Agora, o sol brilha prata sobre uma nesga de mar.

É o fim…

O tempo parece diminuir seu ritmo.

Os gestos são indolentes,

Esparsos,

Pungentes…

Somos levados por um hipnótico vórtice.

Afundamos misturados, iguais.

As caras são uma só e se voltam desesperadas.

Os braços se levantam como a pedir clemência.

Um grito uníssono se faz ouvir – longo, sofrido…

Tal como se o véu da eternidade se abrisse e a todos e a tudo quisesse engolir.

É o ocaso,

É a trombeta.

Uma imensa porta-alçapão se fecha num baque surdo,

Leve,

Troante…

Tal fosse uma ordem, tudo fica silencioso.

Uma nova brisa, agora, toma conta do espaço rasteiro.

Avança, lenta e ininterrupta,

Igual pesadelo vazio

Tudo foge, escoa…

A luz.

A cor,

A porta,

A névoa… tudo,

Tudo vai desaparecendo.

Uma escuridão melancólica toma conta lentamente.

Já não existe nada.

É um túnel imenso, vazio, onde tudo vai sumindo…

Sumindo,

Sumindo…

VIANDANTE

Quem é aquela?

Todos se perguntam quando ela passa.

Sempre de cabeça baixa,

Vergada sob não se sabe qual peso.

Talvez da consciência.

Talvez, vencida e humilhada, curve a fronte para não ter que explicar que não conseguiu.

Vê-se apenas ela.

Quase transparente.

Vagando num monótono arrastar de pés.

Imperturbável em sua caminhada.

O rosto triste é marcado pelo tempo,

O olhar é inseguro,

Vazio,

Abstrato.

Os lábios finos e secos,

Talvez só tenham conhecido o sorriso da inocência.

O cabelo é desgrenhado.

A pela macilenta mal encobre os ossos que teimam em aparecer.

Mas ela continua a andar, parece uma jornada.

Poucos nela prestam atenção, Ninguém nunca se interessou por ele.

Se foi amado, há muito deixou de conhecer esse sentimento.

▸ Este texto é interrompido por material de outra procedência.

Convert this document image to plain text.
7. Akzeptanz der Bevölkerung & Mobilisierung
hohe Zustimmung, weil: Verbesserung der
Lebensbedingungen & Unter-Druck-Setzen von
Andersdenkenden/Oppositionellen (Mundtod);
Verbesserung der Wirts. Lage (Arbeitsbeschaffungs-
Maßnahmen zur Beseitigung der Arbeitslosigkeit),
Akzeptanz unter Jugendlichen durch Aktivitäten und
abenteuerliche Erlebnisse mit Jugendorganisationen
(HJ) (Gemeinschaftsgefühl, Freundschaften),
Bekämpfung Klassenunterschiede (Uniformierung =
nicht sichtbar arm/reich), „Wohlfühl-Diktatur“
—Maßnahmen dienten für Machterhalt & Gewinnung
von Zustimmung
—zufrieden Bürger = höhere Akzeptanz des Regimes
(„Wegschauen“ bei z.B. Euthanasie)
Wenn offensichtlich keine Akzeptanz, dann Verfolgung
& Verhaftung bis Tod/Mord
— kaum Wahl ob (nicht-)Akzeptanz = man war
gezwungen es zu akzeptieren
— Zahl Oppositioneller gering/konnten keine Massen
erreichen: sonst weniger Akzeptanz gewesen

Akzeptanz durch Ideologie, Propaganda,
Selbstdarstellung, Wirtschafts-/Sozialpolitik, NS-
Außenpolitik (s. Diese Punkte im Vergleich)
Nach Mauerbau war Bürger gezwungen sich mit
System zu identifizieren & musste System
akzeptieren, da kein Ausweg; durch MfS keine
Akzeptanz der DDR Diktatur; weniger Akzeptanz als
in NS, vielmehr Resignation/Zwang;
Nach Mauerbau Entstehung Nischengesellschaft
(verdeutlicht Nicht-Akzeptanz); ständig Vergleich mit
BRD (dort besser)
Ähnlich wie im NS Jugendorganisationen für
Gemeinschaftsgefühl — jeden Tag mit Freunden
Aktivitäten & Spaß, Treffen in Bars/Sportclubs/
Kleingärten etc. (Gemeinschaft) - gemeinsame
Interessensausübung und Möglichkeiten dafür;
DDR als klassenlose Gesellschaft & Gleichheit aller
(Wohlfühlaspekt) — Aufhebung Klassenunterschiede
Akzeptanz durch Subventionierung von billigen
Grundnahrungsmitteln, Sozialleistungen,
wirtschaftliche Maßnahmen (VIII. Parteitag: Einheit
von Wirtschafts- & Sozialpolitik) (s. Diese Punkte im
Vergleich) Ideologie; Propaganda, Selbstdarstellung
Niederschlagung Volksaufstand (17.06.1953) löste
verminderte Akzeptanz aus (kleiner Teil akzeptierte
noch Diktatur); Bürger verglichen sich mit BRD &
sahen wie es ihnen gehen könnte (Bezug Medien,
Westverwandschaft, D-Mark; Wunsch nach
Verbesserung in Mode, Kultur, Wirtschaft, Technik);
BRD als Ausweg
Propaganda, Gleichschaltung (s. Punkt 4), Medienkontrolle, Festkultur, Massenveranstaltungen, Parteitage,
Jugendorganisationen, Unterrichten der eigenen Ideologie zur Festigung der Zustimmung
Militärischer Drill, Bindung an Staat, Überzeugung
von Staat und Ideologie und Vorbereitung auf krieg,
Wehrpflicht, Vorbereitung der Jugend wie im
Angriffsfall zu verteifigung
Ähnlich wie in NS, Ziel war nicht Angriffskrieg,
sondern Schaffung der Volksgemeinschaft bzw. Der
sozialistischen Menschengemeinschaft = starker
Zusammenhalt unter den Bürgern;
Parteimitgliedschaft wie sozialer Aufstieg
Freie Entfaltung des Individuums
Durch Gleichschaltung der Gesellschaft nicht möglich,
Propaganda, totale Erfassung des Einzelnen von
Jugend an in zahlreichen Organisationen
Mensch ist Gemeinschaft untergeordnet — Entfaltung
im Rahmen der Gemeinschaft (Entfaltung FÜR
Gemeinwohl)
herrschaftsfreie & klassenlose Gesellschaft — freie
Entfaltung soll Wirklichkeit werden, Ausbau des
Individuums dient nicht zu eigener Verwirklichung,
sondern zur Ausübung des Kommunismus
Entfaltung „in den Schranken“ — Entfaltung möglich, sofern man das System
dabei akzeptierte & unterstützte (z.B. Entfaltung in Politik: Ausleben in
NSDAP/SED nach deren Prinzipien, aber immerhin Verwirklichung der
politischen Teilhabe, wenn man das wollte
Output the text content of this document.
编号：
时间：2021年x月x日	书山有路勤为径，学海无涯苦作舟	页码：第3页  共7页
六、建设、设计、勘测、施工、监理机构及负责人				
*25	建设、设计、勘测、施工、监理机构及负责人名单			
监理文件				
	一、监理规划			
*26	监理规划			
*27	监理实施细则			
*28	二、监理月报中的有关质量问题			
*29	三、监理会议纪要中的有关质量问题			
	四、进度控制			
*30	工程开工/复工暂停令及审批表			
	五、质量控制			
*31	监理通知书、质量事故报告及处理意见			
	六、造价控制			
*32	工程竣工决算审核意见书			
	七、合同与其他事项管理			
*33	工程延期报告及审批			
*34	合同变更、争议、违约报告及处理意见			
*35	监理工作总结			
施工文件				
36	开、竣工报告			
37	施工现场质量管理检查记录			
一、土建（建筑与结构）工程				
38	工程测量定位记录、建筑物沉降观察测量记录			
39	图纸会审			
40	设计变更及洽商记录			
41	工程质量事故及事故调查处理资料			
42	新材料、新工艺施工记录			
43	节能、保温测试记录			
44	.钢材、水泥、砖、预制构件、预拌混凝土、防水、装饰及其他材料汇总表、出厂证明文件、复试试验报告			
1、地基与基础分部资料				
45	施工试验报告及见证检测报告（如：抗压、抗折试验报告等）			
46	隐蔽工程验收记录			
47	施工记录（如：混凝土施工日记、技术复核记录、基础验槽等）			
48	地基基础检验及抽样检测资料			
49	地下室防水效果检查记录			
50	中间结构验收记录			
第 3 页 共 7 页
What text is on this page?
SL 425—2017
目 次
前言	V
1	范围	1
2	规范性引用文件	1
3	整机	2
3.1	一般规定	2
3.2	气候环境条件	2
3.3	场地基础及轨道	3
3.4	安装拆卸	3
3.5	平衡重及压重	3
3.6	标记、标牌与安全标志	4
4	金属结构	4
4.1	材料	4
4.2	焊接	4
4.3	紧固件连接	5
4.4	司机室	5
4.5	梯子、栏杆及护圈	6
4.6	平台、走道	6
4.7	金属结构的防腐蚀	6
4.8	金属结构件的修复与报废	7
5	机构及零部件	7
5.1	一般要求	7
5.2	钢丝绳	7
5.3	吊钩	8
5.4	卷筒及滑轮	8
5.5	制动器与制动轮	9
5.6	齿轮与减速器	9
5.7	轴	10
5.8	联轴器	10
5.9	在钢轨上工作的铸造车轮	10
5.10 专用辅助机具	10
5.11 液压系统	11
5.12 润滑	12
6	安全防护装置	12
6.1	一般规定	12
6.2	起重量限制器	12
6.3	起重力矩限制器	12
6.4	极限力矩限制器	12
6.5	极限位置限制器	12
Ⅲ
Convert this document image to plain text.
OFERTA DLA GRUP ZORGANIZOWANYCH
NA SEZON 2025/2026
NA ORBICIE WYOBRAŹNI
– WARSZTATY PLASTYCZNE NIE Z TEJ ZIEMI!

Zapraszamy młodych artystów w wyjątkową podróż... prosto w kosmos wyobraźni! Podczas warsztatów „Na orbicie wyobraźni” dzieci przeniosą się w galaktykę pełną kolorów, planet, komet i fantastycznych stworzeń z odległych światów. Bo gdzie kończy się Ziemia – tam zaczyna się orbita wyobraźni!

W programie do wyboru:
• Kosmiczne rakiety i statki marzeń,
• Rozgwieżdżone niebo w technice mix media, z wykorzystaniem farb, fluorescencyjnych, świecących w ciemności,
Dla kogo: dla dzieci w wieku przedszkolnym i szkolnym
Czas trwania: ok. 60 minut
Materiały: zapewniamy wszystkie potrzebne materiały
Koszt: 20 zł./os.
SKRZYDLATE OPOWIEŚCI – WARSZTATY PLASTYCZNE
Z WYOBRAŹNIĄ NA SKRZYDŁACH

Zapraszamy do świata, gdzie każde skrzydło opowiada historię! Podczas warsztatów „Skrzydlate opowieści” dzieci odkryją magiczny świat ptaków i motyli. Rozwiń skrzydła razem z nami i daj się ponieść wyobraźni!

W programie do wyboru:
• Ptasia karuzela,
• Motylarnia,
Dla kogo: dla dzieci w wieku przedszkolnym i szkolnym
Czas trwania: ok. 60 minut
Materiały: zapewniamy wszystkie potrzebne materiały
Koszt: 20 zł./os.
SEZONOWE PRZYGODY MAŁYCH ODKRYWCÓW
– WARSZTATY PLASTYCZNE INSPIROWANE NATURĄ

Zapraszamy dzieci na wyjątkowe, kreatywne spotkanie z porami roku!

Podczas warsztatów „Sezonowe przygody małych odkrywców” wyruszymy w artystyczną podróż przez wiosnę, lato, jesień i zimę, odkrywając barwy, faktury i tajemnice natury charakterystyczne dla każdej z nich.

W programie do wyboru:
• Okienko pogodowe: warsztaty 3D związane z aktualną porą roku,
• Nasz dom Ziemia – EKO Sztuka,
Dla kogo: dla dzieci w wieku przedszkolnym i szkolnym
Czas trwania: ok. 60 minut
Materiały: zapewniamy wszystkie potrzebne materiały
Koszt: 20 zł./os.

Jamais alguém perguntou se ele sente dor,

Frio,

Solidão.

É um morto vivo.

Todos pensam que devem desprezá-lo,

Humilhá-lo.

As crianças jogam-lhe pedras,

Vaiam-no, apelidam-no.

E os adultos?

É um pobre coitado,

Não teve coragem de enfrentar a vida.

É um derrotado.

Um fraco.

Devia morrer, pra que serve?

Ele não sente nada.

Já foram tantos os sofrimentos que o tornaram insensível.

Ôntico.

Ele segue adiante,

Sempre pra frente.

Parece que tem um destino.

Não procura a morte, caminha ao encontro dela.

Tenta diminuir a estrada.

Não tem nome.

O louco – é como o chamam.

Lá vem o louco – dizem.

E ele, o que ele pensa?

Nada. Sua cabeça é um poço escuro onde tudo se confunde..

Ódio,

Desdém,

Ingratidão,

Traição,

Miséria…

Será que esse pobre viandante, um dia sentiu

O reconhecimento,

A alegria,

O conforto,

A gratidão,

O amor…

Vê-se nele apenas o molambo que ele é.

E nos pensamos com o direito de censurá-lo,

De julgá-lo,

De criticá-lo.

Dele, pouco sabemos.

Vemos apenas que ele é real.

Que caminha sem abrigo,

Sem amigos,

Sem sorrisos,

Completamente só.

Até que se curve ainda mais,

E cada vez mais,

Em busca de uma das poucas coisas que é comum a todos:

A morte.

Morrer completamente.

“UM DIA DE CHUVA É TÃO BELO COMO UM DIA DE SOL. AMBOS EXISTEM, CADA UM COMO É”.